Но, господа судьи и господа присяжные заседатели, – тут сразу голос прокурора повысился на целый тон и из строго-убедительного стал глубоко-лирическим, – как вы отнесетесь к преступлению, которое не есть убийство, но вместе с тем гораздо хуже его, несравненно ужаснее и является таким же пережитком, как средневековая пытка, пожалуй, даже еще более подлым, потому что пытка продолжалась мгновения, часы, скажем дни, а это преступление рассчитано на целые годы, мучение до самой смерти жертвы. Вы слышали этот стон безнадежности, вырвавшийся из груди пострадавшего: «Ах, лучше бы она меня убила!» Мы содрогнулись при этом стоне, и сердце наше облилось кровью за несчастного.
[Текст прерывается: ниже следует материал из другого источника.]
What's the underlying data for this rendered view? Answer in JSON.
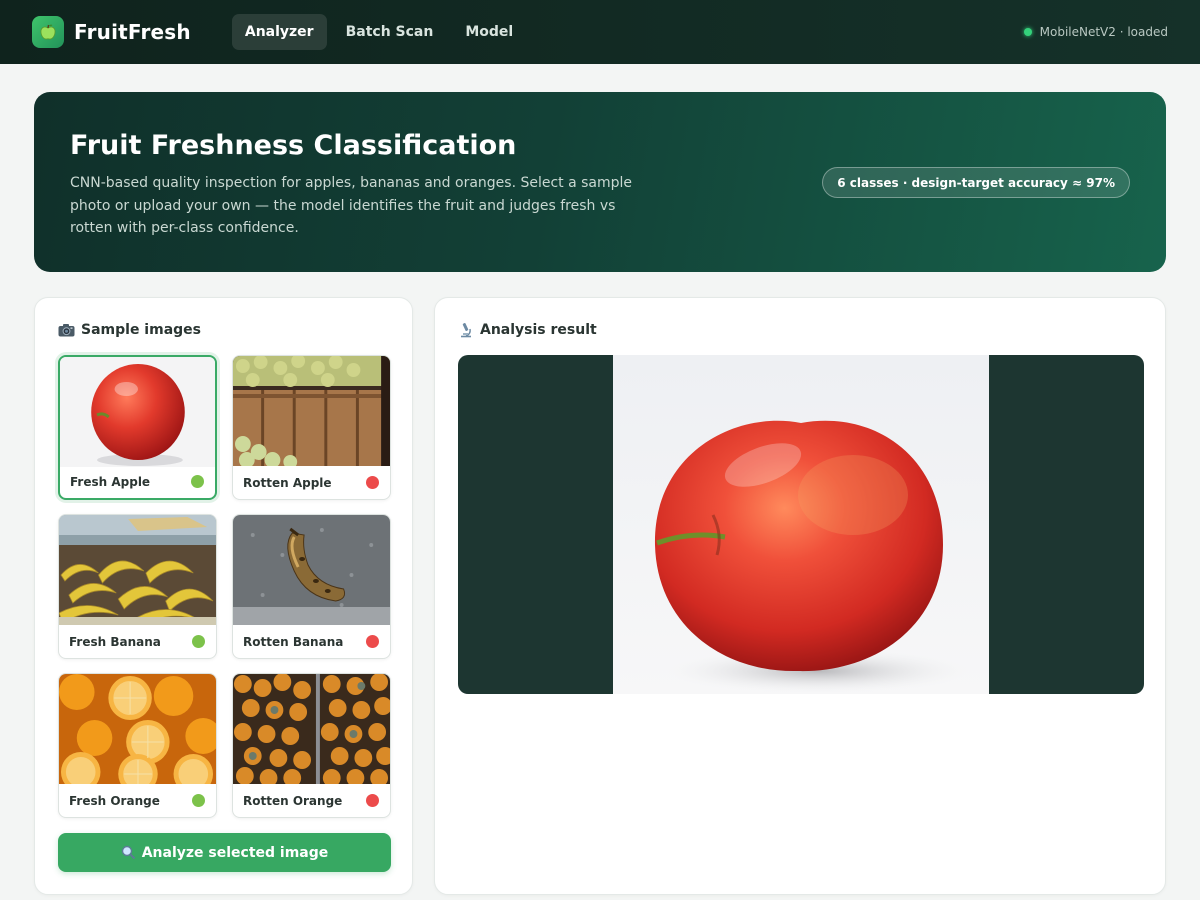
{
  "app": {
    "name": "FruitFresh",
    "logo_icon": "apple-icon"
  },
  "nav": {
    "items": [
      {
        "label": "Analyzer",
        "active": true
      },
      {
        "label": "Batch Scan",
        "active": false
      },
      {
        "label": "Model",
        "active": false
      }
    ]
  },
  "status": {
    "text": "MobileNetV2 · loaded",
    "color": "#34d17b"
  },
  "hero": {
    "title": "Fruit Freshness Classification",
    "description": "CNN-based quality inspection for apples, bananas and oranges. Select a sample photo or upload your own — the model identifies the fruit and judges fresh vs rotten with per-class confidence.",
    "badge": "6 classes · design-target accuracy ≈ 97%"
  },
  "samples": {
    "title": "Sample images",
    "title_icon": "camera-icon",
    "items": [
      {
        "label": "Fresh Apple",
        "status": "fresh",
        "dot_color": "#7cc24a",
        "selected": true
      },
      {
        "label": "Rotten Apple",
        "status": "rotten",
        "dot_color": "#ec4b4b",
        "selected": false
      },
      {
        "label": "Fresh Banana",
        "status": "fresh",
        "dot_color": "#7cc24a",
        "selected": false
      },
      {
        "label": "Rotten Banana",
        "status": "rotten",
        "dot_color": "#ec4b4b",
        "selected": false
      },
      {
        "label": "Fresh Orange",
        "status": "fresh",
        "dot_color": "#7cc24a",
        "selected": false
      },
      {
        "label": "Rotten Orange",
        "status": "rotten",
        "dot_color": "#ec4b4b",
        "selected": false
      }
    ],
    "analyze_label": "Analyze selected image",
    "analyze_icon": "magnifier-icon"
  },
  "result": {
    "title": "Analysis result",
    "title_icon": "microscope-icon"
  },
  "colors": {
    "accent": "#37a862",
    "header_bg": "#0f231d",
    "hero_bg": "#124036"
  }
}
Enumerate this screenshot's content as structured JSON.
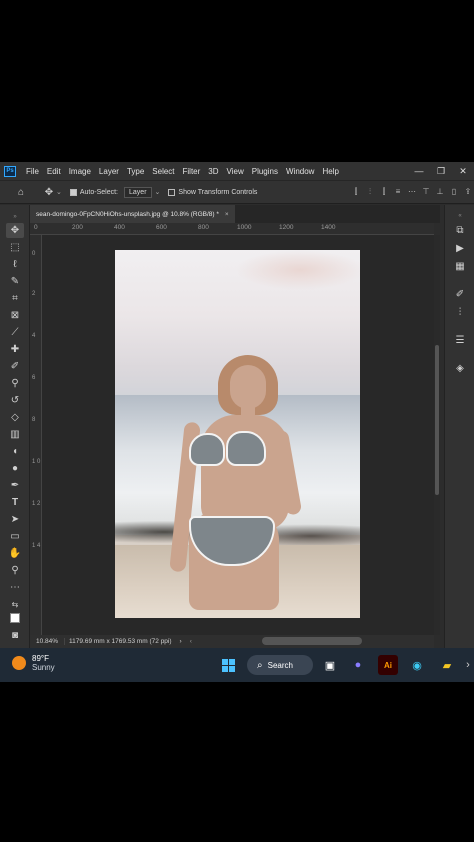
{
  "menubar": {
    "app_logo": "Ps",
    "items": [
      "File",
      "Edit",
      "Image",
      "Layer",
      "Type",
      "Select",
      "Filter",
      "3D",
      "View",
      "Plugins",
      "Window",
      "Help"
    ],
    "window_controls": [
      "—",
      "❐",
      "✕"
    ]
  },
  "options_bar": {
    "home_icon": "home-icon",
    "move_icon": "move-icon",
    "auto_select_label": "Auto-Select:",
    "auto_select_checked": true,
    "auto_select_target": "Layer",
    "show_transform_label": "Show Transform Controls",
    "show_transform_checked": false
  },
  "document": {
    "tab_title": "sean-domingo-0FpCN0HiOhs-unsplash.jpg @ 10.8% (RGB/8) *",
    "close_glyph": "×"
  },
  "rulers": {
    "top": [
      "0",
      "200",
      "400",
      "600",
      "800",
      "1000",
      "1200",
      "1400"
    ],
    "left": [
      "0",
      "2",
      "4",
      "6",
      "8",
      "1 0",
      "1 2",
      "1 4"
    ]
  },
  "status": {
    "zoom": "10.84%",
    "dimensions": "1179.69 mm x 1769.53 mm (72 ppi)",
    "arrow": "›"
  },
  "taskbar": {
    "temperature": "89°F",
    "condition": "Sunny",
    "search_label": "Search",
    "colors": {
      "bg": "#1f2a36",
      "sun": "#f08a1b"
    }
  },
  "colors": {
    "ps_bg": "#2c2c2c",
    "canvas_bg": "#282828",
    "accent": "#31a8ff"
  }
}
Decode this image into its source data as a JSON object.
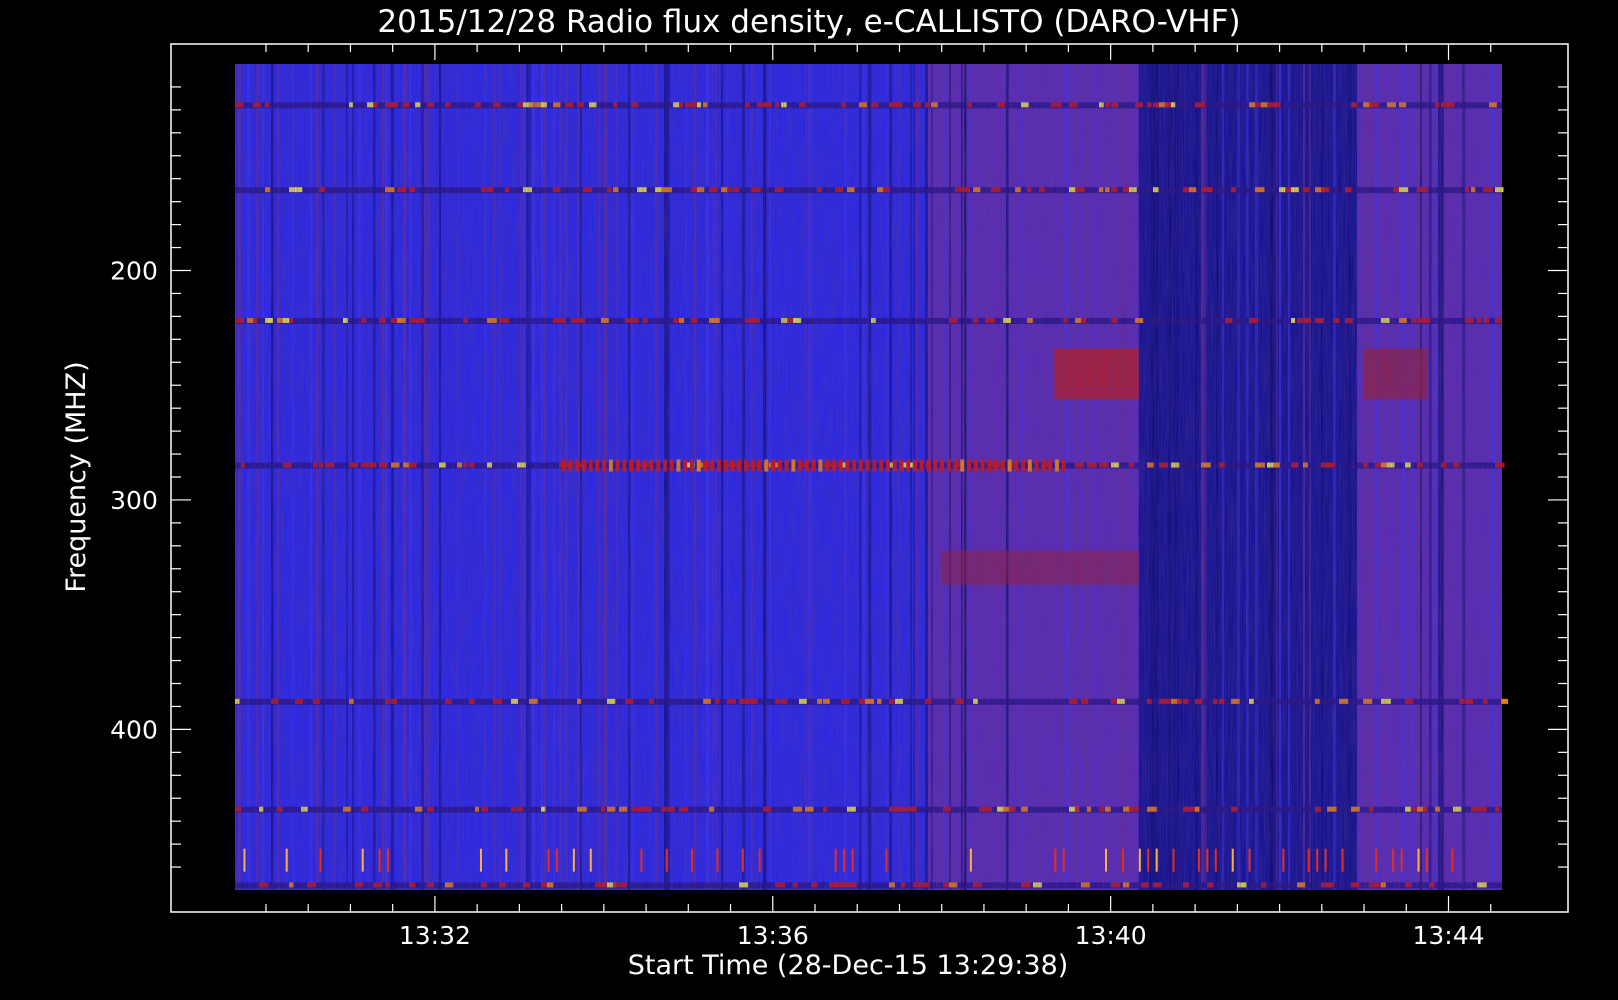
{
  "chart_data": {
    "type": "heatmap",
    "title": "2015/12/28  Radio flux density, e-CALLISTO (DARO-VHF)",
    "xlabel": "Start Time (28-Dec-15 13:29:38)",
    "ylabel": "Frequency (MHZ)",
    "x_ticks": [
      "13:32",
      "13:36",
      "13:40",
      "13:44"
    ],
    "y_ticks": [
      "200",
      "300",
      "400"
    ],
    "x_range_minutes": [
      "13:29:38",
      "13:44:38"
    ],
    "y_range_mhz": [
      110,
      470
    ],
    "colormap": [
      "#000000",
      "#1a1aff",
      "#5a2aa0",
      "#cc1010",
      "#ff8c00",
      "#ffff40"
    ],
    "segments": [
      {
        "start": "13:29:38",
        "end": "13:37:50",
        "level": "blue background"
      },
      {
        "start": "13:37:50",
        "end": "13:40:20",
        "level": "mixed red/purple"
      },
      {
        "start": "13:40:20",
        "end": "13:42:55",
        "level": "dark blue/black"
      },
      {
        "start": "13:42:55",
        "end": "13:44:38",
        "level": "mixed red/purple"
      }
    ],
    "bright_bands_mhz": [
      128,
      165,
      222,
      285,
      388,
      435,
      468
    ],
    "background_color": "#000000",
    "plot_background": "#2020ee"
  }
}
И конечно, господа присяжные, вам представилась лишнею речь обвинителя после этого стона, когда эта речь к тому же написана такими кровавыми, такими огненными буквами на лице потерпевшего, в его незрячих теперь глазах, которыми смотрел на мир, на сияющую пред ним природу не только он сам, но те, кто любовался его картинами, те, глаза которых не так просветлены Богом, как были просветлены его глаза.
Но я не хочу бить на исключительные стороны в данном случае. Пусть жертва – самый обыкновенный человек, а не талантливый художник, – ужас и низость преступления нисколько не уменьшаются от того, как бы мы ни освещали, как бы ни объясняли его. Это преступление, повторяю, пережиток, не менее страшный, чем пытка, не менее гнусный, чем людоедство, и при этом еще...
Тут прокурор особенно раздельно и внушительно выговорил:
– Рассчитанный, если не на безнаказанность, то, несомненно, на кару меньшую, чем полагается за отнятие жизни. Да, явно рассчитанный, утверждаю я, потому что этот расчет кроется за преступлениями почти аналогичными, приговоры над которыми, несомненно, были известны преступнице. Правда, подобные преступления совершались чаще всего лицами, стоящими на самой низкой ступени развития. Увы, не раз вводили сюда слепцов, которых делала таковыми эта огнеподобная жидкость, именуемая серной кислотой. Беспощадная рука плескала им в глаза эту огнеподобную, – прокурор с особенным смаком закруглял это слово, – жидкость ослепляла и уродовала лица! Но эта рука принадлежала чаще всего людям, близким по развитию к дикарям, стоящим на животной ступени, и мы говорили: наш грех, что эти люди, живя в нашем обществе, бок о бок с нами, стоят по своему развитию столь низко; их вина, таким образом, падает отчасти и на нас, потому разделим ее с ними и, покарав, с стесненным сердцем снова дадим им возможность рано или поздно вернуться в наше общество, как будящий нашу совесть укор, как тяжелое бремя, которое мы обязаны нести до тех пор, пока сами не облегчим его светом знания и добра.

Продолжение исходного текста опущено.